What you are actually doing, if you took the time to read the print above your signature, which apparently all too many companies do not do, is confirming your ad insertion order with www.fairguide.com for a three-year term at $981 per year, renewing perpetually unless cancelled in writing, by registered mail.
And here is where your fun will begin. Within weeks, SNEWS® has been told, you’ll start receiving letters demanding payment for the ad order you placed. Forget about trying to cancel your order at this point because the company apparently won’t listen. You will be harassed with demands from collection agencies, which coincidently are owned by Construct Data Verlag.
On Jan. 26, 2005, the Austrian Advertising Council issued a letter — click here to read — stating that it has twice warned Construct Data Verlag (a Swiss company doing business in Austria) that its mailings are in violation of the Austrian Advertisers Code and has asked the company to stop sending the letters. To date, the company has refused and continues to send its letters to exhibitors in the United States, Europe and Asia.

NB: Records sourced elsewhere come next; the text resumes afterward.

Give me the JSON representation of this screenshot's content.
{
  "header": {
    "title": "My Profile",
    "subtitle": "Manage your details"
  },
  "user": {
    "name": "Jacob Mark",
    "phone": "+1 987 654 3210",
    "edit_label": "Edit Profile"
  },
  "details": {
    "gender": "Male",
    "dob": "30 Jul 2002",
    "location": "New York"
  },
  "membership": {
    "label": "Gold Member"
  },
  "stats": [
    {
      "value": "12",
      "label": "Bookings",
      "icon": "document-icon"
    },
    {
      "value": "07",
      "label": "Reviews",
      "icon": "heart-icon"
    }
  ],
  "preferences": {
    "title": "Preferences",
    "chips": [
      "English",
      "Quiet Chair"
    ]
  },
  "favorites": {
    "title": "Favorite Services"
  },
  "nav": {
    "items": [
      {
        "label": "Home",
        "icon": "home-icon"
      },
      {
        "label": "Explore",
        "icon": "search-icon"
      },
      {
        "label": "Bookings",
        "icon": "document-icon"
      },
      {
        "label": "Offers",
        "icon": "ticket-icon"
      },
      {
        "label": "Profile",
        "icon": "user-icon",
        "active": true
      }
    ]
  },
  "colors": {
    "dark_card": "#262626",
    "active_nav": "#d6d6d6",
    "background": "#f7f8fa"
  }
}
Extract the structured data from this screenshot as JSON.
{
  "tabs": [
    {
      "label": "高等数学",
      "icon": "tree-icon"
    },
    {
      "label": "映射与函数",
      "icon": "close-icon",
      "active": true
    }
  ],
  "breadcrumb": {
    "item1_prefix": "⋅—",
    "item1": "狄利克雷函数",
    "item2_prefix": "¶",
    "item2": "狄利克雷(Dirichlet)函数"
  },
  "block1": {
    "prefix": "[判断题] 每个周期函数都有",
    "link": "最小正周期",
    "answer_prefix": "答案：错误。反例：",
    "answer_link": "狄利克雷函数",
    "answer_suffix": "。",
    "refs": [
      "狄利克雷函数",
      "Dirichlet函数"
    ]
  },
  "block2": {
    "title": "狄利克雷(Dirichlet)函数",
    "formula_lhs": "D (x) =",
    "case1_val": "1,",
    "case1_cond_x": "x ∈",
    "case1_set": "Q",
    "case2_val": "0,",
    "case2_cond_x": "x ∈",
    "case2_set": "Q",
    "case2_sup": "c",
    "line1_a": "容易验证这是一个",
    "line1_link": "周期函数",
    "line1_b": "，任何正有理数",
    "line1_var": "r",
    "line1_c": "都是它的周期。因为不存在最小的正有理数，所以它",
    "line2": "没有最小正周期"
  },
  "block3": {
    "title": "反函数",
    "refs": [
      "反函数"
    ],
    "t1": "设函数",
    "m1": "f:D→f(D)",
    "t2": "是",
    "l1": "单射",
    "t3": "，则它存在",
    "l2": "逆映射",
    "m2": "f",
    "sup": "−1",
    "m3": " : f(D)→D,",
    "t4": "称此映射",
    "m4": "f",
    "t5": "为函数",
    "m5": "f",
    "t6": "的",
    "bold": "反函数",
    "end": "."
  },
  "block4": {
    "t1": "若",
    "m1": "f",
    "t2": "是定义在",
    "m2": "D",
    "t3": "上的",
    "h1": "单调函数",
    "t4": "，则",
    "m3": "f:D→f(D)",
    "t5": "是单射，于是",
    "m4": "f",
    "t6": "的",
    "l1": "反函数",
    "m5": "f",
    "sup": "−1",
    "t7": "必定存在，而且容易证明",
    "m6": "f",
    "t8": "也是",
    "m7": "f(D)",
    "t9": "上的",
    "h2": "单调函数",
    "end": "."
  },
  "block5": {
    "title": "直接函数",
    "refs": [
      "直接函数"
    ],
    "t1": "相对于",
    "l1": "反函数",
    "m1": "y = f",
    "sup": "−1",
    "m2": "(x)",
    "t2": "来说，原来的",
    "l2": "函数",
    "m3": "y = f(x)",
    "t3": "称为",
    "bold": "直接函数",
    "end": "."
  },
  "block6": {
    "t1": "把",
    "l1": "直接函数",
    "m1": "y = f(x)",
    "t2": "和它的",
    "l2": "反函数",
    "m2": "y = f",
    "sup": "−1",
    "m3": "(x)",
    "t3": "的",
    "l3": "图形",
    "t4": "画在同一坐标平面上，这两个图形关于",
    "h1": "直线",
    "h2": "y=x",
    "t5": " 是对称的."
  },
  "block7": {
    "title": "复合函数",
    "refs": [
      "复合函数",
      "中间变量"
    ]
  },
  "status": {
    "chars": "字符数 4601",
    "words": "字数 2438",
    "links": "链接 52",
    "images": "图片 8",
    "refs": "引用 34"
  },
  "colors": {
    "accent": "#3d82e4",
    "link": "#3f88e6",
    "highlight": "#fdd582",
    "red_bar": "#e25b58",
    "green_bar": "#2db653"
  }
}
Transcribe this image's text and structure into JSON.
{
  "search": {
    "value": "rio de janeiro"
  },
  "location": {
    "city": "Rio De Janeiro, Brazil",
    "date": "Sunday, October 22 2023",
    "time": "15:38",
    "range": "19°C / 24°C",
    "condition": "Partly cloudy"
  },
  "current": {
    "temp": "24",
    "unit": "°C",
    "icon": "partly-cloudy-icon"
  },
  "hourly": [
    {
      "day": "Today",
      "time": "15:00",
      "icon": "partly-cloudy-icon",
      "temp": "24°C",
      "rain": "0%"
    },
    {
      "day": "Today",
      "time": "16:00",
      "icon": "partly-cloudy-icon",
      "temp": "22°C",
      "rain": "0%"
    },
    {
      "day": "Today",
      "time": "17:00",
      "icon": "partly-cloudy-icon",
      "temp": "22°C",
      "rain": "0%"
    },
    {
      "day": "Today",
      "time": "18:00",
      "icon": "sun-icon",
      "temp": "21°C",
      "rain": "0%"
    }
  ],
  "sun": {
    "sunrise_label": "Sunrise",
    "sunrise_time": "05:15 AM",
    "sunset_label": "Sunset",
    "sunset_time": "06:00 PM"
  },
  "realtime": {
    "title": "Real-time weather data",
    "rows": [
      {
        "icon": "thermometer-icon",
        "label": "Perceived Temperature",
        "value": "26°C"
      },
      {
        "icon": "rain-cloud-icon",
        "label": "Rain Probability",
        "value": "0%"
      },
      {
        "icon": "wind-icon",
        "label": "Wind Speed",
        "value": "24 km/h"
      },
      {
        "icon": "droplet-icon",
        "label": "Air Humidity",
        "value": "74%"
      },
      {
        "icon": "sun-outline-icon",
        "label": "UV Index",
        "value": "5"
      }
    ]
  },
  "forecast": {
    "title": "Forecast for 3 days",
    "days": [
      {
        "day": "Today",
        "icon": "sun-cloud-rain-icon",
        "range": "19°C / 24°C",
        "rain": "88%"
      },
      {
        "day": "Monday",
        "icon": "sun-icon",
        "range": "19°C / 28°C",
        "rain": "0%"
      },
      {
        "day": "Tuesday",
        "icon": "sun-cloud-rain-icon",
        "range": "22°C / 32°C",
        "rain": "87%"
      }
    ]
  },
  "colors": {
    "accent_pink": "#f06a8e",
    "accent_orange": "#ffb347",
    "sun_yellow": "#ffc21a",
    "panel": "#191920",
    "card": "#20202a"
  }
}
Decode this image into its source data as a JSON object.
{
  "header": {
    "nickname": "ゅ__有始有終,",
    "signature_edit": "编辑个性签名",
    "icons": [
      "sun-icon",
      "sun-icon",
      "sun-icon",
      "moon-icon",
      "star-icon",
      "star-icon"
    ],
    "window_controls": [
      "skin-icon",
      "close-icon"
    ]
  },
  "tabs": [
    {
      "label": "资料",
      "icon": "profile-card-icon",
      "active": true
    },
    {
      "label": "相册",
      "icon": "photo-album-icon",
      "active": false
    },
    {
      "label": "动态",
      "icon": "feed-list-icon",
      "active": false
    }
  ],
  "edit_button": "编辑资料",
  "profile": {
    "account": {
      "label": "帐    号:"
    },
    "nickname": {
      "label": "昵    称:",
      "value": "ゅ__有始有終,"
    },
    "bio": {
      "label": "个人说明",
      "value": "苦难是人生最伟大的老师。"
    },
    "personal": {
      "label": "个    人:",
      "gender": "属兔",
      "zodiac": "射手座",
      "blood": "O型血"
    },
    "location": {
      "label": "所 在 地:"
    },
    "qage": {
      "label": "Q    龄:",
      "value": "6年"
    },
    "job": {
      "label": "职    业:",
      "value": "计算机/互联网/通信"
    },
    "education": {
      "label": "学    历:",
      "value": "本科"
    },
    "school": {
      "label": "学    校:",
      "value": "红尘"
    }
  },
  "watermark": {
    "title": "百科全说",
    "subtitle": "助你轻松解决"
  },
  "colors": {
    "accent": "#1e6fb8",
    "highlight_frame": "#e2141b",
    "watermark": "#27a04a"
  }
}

Though there are quite a few websites now dedicated to lifting the veil on the Fair Guide’s scam, SNEWS® selected what are two of the best, in our opinion, for you to further research the topic should you desire:
http://www.stopecg.org/construct_data_fairguide.htm
http://www.aeo.org.uk/page.cfm/Link=160
The Association of Exhibition Organizers, a United Kingdom-based association, has issued the following guidelines for dealing with Fairguide.com, The Fair Guide, Construct Data Verlag:
1. If you are contacted by the company or receive a letter inviting you to update your listing, do not complete the form. Throw it out.
2. If you do mistakenly fill it out and return it, the advice is to ignore demands for payment and do not allow yourself to be intimidated into paying. You will likely be asked to settle for a one-year payment to avoid legal action. Again, do not pay anything! So far, Construct Data Verlag has yet to pursue legal action against any company.
3. Keep a written record of any communications you have with Construct Data Verlag.
4. Notify Outdoor Retailer, SIA and Interbike exhibition staff immediately if you receive a letter and ask those trade show organizers to place notices on their websites informing exhibitors about the scam.
The Swedish Exhibition Centre has also issued a warning to all of its exhibiting members stating that, “Construct Data Verlag has used our name and information from our websites without our knowledge or approval. According to the legal advisors that our trade organization has been in touch with, Construct Data Verlag has contravened the Swedish Criminal Code as well as the Swedish Marketing Act with regard to fraud.”